I’m glad the Twins aren’t jerking Castro out of the lineup because at this point I think he’s more reliable (and probably better) than the injury-prone Byron Buxton. Castro covers four positions in Yahoo fantasy and will probably end the year with 12-15 homers and 20-25 steals. He bats all over the lineup, but at least he’s become a daily staple in that lineup. He’s welcome on all of my rosters.
I’d love to rank Carpenter higher, but he rarely plays against lefties and it feels like the Tigers face multiple southpaws every week. The Detroit offense is also an eyelash below league average at the moment. If you’re in a league that allows you to enjoy the filet of Carpenter’s game — the work against right-handed pitching — note that he slashes .287/.341/.528 in the platoon advantage.
Some plausible upside
If I knew the Cubs would play Tauchman all year, I’d push him into double-digits. He’s an OBP machine and could score 90 runs if they leave him alone. He’s not a nothing in the category juice columns, either.
Young’s willingness to run like crazy has earned double-digits so far, but playing time could be dicey as the Nationals start to get healthy. The .270 average is fine, though it’s a punchless .270 (no homers, career .333 slugging).

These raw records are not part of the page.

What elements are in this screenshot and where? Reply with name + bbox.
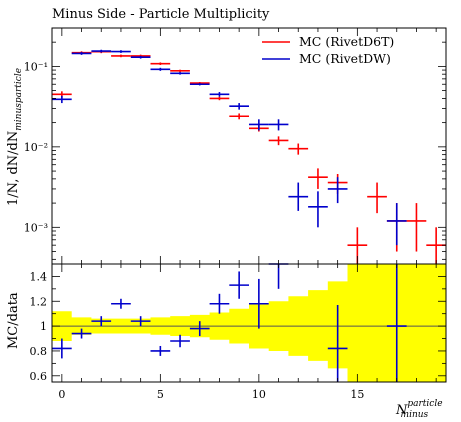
legend-label-1: MC (RivetDW) <box>299 51 391 66</box>
top-panel: MC (RivetD6T) MC (RivetDW) 10⁻¹ 10⁻² 10⁻³ 1… <box>6 27 447 265</box>
x-axis-ticks: 0 5 10 15 <box>58 28 437 401</box>
legend-label-0: MC (RivetD6T) <box>299 34 394 49</box>
top-y-tick-label: 10⁻¹ <box>24 60 48 73</box>
ratio-y-tick-label: 1.2 <box>30 295 48 308</box>
x-tick-label: 5 <box>157 388 164 401</box>
x-axis-label: Nparticle minus <box>395 399 443 420</box>
ratio-panel: 0.6 0.8 1 1.2 1.4 MC/data <box>6 263 447 383</box>
ratio-y-axis-label: MC/data <box>6 292 21 349</box>
data-uncertainty-band <box>52 264 446 382</box>
ratio-y-tick-label: 1.4 <box>30 270 48 283</box>
top-series-layer <box>52 49 446 264</box>
ratio-y-tick-label: 0.6 <box>30 370 48 383</box>
x-tick-label: 10 <box>252 388 266 401</box>
uncertainty-band-shape <box>52 264 446 382</box>
top-y-tick-label: 10⁻³ <box>24 221 48 234</box>
ratio-y-tick-label: 0.8 <box>30 345 48 358</box>
ratio-y-tick-label: 1 <box>40 320 47 333</box>
chart-title: Minus Side - Particle Multiplicity <box>52 7 270 22</box>
top-y-axis-label: 1/N, dN/dNminusparticle <box>6 68 24 206</box>
top-axis-ticks: 10⁻¹ 10⁻² 10⁻³ <box>24 41 446 260</box>
ratio-panel-frame <box>51 263 447 383</box>
x-tick-label: 15 <box>350 388 364 401</box>
legend: MC (RivetD6T) MC (RivetDW) <box>262 34 394 66</box>
x-tick-label: 0 <box>58 388 65 401</box>
ratio-axis-ticks: 0.6 0.8 1 1.2 1.4 <box>30 270 446 383</box>
ratio-series-layer <box>52 263 407 382</box>
top-y-tick-label: 10⁻² <box>24 141 48 154</box>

Meyers has played well enough that I don’t think we can assume Chas McCormick gets his job back when he’s ready to play again. Meyers has a snappy .290/.355/.530 slash, and it’s completely validated by his Savant page.
Bargain Bin
Courtesy Ranks for Injured Players — Not for debate
Generally I have less injury optimism for injury comebacks than the market does. Sometimes I’m justified, sometimes the market wins. Of course baseball is a lot more fun when the best players stay healthy.
If and when Trout is healthy again, I hope the Angels do him a solid — shop him to a contender. Give him a chance to be relevant in October, for once (he’s played all of three career playoff games). Trout said before the year that he didn’t want a trade right now, but he couldn’t predict the future. That could be a nice say of saying “see what’s possible, guys.” It’s amazing the Angels never had a winning record during the Trout/Ohtani era.